P. vivax infection may persist without treatment for as long as five years. P. vivax parasitemias are relatively low-grade, primarily because the parasites favor the few young red blood cells or reticulocytes that exist in peripheral blood.
Immunity to P. vivax is commonly only partial in nature, which allows the occurrence of superinfections that evolve independently causing an overlap in the cycles of parasite release leading to the appearance of fever in shorter cycles. P. vivax exhibits considerable antigenic diversity and variation, as do other malarial Plasmodia (M. Hommel, Antigenic Variation in Malaria Parasites", Immunology Today, 6, 28, (1985)), although it has been recently shown that antigenic components of P. vivax sporozoites exist that are common to parasites from different isolates (F. Zavala, A. Masuda, P. M. Graves, V. Nussenzweig and R. Nussenzweig, "Ubiquity of the Repetitive Epitope of the CS Protein in Different Isolates of Human Malaria Parasites", J. Immunol., 135, 2790, (1985)).

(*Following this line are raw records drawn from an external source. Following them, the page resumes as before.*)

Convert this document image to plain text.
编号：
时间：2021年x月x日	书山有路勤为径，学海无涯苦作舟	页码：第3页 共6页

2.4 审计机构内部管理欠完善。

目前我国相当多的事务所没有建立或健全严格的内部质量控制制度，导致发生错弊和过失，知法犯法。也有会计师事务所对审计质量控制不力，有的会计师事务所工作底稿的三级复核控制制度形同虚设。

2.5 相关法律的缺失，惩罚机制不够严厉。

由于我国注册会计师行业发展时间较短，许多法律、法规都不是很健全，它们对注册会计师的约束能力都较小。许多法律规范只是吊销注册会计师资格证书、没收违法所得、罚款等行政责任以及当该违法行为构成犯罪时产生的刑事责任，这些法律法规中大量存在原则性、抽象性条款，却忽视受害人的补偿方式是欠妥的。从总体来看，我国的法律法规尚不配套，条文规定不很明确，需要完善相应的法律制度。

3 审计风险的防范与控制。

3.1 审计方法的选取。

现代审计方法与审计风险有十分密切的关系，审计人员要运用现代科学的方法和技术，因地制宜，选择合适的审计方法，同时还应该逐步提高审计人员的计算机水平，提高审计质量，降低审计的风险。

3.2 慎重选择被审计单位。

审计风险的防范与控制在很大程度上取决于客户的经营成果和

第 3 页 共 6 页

In the context of the sources of antigenic differences between P. vivax isolates and their consequences with regard to vaccination, it is important that the merozoites of different strains of P. vivax share the same receptor for penetration into red blood cells, i.e., the Duffy molecule (Miller et al., N. Engl. J. Med., supra). In addition, regardless of its capacity to vary other antigenic molecules, the parasite recognition molecule, i.e., the molecule that binds to the Duffy molecule, must remain constant since it is the complementarity between it and the invariant receptor that allows the penetration of merozoites into erythrocytes and, thus, the continuity of the infection. Changes in the ligand specificity of this molecule would result in the loss of the parasite's capacity to infect, since P. vivax merozoites appear to be unable to utilize other human red blood cell receptors for their penetration in vivo, as shown by the resistance of Duffy negative erythrocytes.
The Duffy blood group system consists of two principal antigens Fy.sup.a and Fy.sup.b produced by Fy.sup.a and Fy.sup.b alleles. Antisera anti-Fy.sup.a and anti-Fy.sup.b defined four phenotypes, Fy(a+b-), Fy(a-b+), Fy(a+b+) and Fy(a-b-). W. L. Marsh, Crit. Rev. Clin. Lab. Sci., 5, 387 (1975). Neither antiserum agglutinates Duffy Fy(a-b-) cells, the predominate phenotype in blacks. Antisera defining the other phenotypes, Fy3, Fy4 and Fy5, are very rare. A murine monoclonal antibody, anti-Fy6, defined a new Duffy antigenic determinant present in all Duffy positive cells but absent in Fy(a-b-) cells. M. E. Nichols, P. Rubinstein, J. Barnwell, S. R. de Cordoba, and R. E. Rosenfield, J. Exp. Med., 166, 776 (1987). Blacks with Fy(a-b-) erythrocytes cannot be infected by P. vivax. These cells are also resistant to the in vitro invasion by P. knowlesi, a simian parasite that invades Fy(a+b-) and Fy(a-b+) human erythrocytes. L. H. Miller, S. J. Mason, J. A. Dvorak, M. H. McGinniss and K. I. Rothman, Science, 189, 561 (1985). Receptors for red cell invasion by these parasites, therefore, are related to the Duffy blood group system.